Groundhog has interesting projections, so you can do something like this:

project ("username: " `append` upper UserNameField)
  $ lower UserNameField `like` "%smith%"

project ((toArith NumberField + 1) * 2)
  $   upper FirstNameField ==. upper UserNameField
  ||. (toArith NumberField * 5) >. (25 :: Int)

update (EmailField =. upper EmailField) (AutoKeyField ==. k)

This would produce the following sql statements:

SELECT 'username: ' || upper(username) FROM mytable WHERE lower(username) LIKE '%smith%'

SELECT (number + 1) * 2 FROM mytable WHERE upper(firstname) = upper(username) OR number * 5 > 25

UPDATE mytable SET email = upper(email) WHERE id = k

Pros:

• supports migrations
• supports composite keys
• Seems to provide more sql functionality than persistent.

Cons:

• Doesn't do joins.
• Not as commonly used as Persistent?

postgresql-simple

Very simple. Single class for converting from SQL row to Haskell data types:

-- Some data types
data Present = Present { presentName :: Text }

data Location = Location { locLat :: Double
                         , locLong :: Double
                         }

data Child = Child { childName :: Text
                   , childLocation :: Location
                   }

-- Classes for converting from SQL rows to Haskell datatypes
instance FromRow Present where
  fromRow :: RowParser Present
  fromRow = Present <$> field

instance FromRow Child where
  fromRow :: RowParser Child
  fromRow = do
    childName' <- field
    locLat' <- field
    locLong' <- field
    pure $ Child childName' locLat' locLong'

-- Some functions for querying
allChildren :: Connection -> IO [Child]
allChildren c = query_ c "SELECT name, loc_lat, loc_long FROM child"

allPresents :: Connection -> IO [Present]
allPresents c = query_ c "SELECT name FROM present"

Pros:

• Relatively simple.
• Allows arbitrary sql statements.
• Allows easy use of transactions.

Cons:

• Not type safe. The SQL statements are not checked in any way.
• Using postgresql-simple would make it more difficult to switch to a different database.
• No template Haskell for generating relations/tables for you.
• No migration support.

Migrations

When using a library like HRR, Opaleye, or Groundhog, it may be necessary to perform migrations with a separate tool. This section lists different tools available. The three most popular tools are Flyway, Liquibase, and MyBatis Migrations.

liquibase vs flyway #1

liquibase vs flyway #2

flyway vs liquibase vs mybatis migrations

Flyway

Relatively simple solution.

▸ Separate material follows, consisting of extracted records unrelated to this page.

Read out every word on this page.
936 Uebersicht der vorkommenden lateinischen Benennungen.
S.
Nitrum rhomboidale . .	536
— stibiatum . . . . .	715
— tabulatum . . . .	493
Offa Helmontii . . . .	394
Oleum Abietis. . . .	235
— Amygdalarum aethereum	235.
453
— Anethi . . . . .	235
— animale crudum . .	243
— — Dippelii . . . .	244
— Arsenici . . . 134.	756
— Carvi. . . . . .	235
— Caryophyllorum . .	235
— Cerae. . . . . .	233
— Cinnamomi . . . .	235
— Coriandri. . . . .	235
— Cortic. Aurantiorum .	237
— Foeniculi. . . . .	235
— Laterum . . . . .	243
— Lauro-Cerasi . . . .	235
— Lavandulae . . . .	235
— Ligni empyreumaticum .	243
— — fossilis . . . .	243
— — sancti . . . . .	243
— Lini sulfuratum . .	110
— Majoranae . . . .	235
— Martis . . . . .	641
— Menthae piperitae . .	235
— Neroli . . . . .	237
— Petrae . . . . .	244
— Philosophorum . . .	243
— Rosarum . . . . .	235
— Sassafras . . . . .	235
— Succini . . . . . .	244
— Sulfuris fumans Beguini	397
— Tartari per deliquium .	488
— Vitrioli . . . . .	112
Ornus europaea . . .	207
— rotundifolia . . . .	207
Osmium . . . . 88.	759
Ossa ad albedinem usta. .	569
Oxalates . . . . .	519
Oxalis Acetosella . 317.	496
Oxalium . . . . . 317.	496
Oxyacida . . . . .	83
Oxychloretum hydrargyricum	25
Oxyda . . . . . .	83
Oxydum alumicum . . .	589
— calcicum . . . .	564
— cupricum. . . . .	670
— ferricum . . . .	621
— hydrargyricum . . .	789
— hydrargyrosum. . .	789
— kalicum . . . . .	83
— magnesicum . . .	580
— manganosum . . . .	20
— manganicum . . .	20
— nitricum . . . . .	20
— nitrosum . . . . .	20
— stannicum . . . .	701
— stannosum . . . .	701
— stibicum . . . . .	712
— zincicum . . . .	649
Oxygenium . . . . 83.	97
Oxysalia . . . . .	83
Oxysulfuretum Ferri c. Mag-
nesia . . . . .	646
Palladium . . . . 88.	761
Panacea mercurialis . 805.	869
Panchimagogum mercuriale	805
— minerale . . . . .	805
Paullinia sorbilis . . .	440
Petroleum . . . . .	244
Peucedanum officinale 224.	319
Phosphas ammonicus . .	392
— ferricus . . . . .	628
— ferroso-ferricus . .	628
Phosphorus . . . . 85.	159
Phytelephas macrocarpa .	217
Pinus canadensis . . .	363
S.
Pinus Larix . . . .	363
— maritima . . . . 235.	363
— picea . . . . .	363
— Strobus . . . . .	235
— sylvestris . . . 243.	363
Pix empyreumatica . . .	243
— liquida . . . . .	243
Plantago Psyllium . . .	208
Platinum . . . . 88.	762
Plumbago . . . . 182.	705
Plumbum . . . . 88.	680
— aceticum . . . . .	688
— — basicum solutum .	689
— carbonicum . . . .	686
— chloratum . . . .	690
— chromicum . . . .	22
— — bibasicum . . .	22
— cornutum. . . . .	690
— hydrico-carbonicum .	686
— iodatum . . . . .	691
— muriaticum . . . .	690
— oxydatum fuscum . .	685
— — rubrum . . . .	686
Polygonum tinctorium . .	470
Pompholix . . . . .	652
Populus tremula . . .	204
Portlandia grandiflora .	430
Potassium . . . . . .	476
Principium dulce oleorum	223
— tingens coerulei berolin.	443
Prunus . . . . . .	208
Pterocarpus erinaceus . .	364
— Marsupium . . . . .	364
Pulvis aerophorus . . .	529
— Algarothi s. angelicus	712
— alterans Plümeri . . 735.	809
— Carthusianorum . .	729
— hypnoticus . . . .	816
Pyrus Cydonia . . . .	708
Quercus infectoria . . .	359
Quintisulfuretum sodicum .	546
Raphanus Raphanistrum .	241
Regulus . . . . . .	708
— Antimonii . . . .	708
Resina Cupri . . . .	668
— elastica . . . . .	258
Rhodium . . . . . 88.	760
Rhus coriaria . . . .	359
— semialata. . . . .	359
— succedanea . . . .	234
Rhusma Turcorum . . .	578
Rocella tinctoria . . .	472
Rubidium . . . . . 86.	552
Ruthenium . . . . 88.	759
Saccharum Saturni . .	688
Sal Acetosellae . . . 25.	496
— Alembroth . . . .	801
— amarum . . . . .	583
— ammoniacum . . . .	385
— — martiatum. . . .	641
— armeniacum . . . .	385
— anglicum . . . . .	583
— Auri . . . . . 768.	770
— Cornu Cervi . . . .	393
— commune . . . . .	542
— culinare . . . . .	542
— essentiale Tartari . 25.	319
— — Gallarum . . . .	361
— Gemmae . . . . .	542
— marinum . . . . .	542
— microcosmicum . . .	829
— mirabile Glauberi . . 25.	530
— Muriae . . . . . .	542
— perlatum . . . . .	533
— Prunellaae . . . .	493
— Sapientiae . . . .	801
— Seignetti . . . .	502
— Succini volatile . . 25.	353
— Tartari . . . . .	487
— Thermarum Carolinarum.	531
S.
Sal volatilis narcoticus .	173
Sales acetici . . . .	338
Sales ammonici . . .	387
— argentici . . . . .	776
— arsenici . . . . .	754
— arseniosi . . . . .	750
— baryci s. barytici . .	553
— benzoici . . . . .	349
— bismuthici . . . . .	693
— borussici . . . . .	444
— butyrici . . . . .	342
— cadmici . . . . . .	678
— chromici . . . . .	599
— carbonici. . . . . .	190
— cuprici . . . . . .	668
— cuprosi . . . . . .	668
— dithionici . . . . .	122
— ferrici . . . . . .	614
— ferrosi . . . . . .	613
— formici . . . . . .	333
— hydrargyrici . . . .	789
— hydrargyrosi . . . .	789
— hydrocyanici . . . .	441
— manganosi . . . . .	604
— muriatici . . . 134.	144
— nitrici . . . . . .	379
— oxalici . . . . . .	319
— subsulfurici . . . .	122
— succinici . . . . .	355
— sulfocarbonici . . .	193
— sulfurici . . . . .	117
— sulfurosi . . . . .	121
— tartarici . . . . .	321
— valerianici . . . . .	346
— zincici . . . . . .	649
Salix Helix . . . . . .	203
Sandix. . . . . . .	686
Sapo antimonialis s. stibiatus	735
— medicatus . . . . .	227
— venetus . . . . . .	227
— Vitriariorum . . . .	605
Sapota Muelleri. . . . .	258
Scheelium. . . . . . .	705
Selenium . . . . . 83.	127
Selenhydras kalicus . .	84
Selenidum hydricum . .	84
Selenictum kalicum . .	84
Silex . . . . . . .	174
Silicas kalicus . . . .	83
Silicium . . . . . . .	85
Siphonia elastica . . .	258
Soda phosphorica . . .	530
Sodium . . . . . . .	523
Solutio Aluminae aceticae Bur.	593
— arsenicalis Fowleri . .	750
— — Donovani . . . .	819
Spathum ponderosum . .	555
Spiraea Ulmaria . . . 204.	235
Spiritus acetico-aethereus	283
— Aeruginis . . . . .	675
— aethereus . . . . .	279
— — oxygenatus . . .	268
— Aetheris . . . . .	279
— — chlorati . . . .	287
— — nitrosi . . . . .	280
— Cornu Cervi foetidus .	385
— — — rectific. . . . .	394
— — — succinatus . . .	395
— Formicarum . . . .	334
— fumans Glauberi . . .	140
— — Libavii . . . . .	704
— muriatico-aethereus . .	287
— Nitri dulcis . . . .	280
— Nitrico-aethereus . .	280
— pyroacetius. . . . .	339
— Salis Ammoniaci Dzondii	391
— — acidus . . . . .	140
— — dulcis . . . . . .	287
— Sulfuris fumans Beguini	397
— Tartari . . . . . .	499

Seems to be widely used.

Pros:

• Relatively simple.

Cons:

Can't migrate backwards.

Liquibase

Seems like the more "enterprise" solution.

Liquibase Homepage

Pros:

• Generate database diffs.
• Allows easy rollbacks.
• Seems pretty powerful.

Cons:

• Can't write in normal SQL. Must use either XML or annotated sql.

MyBatis Migrations

MyBatis Migrations Homepage

Cons:

• Seems like it is relatively tightly linked to Java.
• Documentation not too good?

Sqitch

Sqitch Homepage

This records the current state of the database in git commits.

Pros:

• Pretty powerful.

Cons:

• Pretty complicated command line tool.